Fisheries Management Strategies: Seeking Professional Advice

by: SOLitude Lake Management   |   Apr 06, 2017

AS SEEN IN Pond Boss Magazine: Written by Industry Expert, David Beasley, Fisheries Biologist & Director of Fisheries

seeking-professional-fisheries-advice-pond-boss-e.jpgThanks to the information age and rapid online answers to most any question, creating a high-quality fishery is within closer reach to pond owners than it has ever been. As a result, many pond owners are taking a do it yourself approach to try and produce high quality fisheries. Sifting through the vast resources available on the Internet, pond owners are able to piece together a fisheries management plan on their own, one step at a time. Although this process seems appealing to many, it comes with a larger risk than having a seasoned fisheries biologist help develop a plan and provide foresight and insight as to what to expect. Management processes such as stocking strategies, installing aeration, understanding water quality, and feeding fish can be self-taught, but investing in the opinion of a professional often greatly enhances the odds of being successful.

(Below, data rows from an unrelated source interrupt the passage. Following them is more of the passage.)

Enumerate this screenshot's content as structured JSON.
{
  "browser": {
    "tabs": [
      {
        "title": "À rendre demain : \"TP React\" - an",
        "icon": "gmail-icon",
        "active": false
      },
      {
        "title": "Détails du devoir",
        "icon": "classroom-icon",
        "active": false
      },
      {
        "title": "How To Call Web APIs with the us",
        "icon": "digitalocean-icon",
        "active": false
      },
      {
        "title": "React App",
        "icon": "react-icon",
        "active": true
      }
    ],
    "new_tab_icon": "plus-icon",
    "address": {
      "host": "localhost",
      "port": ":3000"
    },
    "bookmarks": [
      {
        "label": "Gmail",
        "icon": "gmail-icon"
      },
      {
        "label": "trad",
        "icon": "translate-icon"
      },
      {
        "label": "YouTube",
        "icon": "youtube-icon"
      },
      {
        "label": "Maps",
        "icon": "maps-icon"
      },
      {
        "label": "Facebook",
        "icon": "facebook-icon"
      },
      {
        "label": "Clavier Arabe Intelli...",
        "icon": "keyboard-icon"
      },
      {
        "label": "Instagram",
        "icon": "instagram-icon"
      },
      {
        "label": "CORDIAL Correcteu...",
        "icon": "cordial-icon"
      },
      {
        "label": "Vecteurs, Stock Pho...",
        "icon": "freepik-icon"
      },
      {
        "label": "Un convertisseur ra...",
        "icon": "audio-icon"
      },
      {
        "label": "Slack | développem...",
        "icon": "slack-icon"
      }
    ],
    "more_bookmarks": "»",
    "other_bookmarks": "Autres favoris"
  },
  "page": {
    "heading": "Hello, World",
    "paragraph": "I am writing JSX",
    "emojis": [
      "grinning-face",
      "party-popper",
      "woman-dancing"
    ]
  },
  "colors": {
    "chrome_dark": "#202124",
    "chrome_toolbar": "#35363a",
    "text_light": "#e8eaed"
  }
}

In the last two years, I have had the pleasure of meeting a large number of people who have taken this do it yourself approach to develop high quality fisheries. In conversations with them, I observed several common threads. First, each of them built new ponds or drained and dredged older ponds, since each of the landowners were well informed that new and reset ponds have much greater potential than trying to fix a broken fishery. Secondly, all of them were capable of affording the advice of a professional, but gained enough confidence through their own research to avoid that expense. Lastly, while all of these pond owners were given good advice through their resources, they were all stumbling over similar issues, resulting in their seeking professional advice prior to stocking predator fish.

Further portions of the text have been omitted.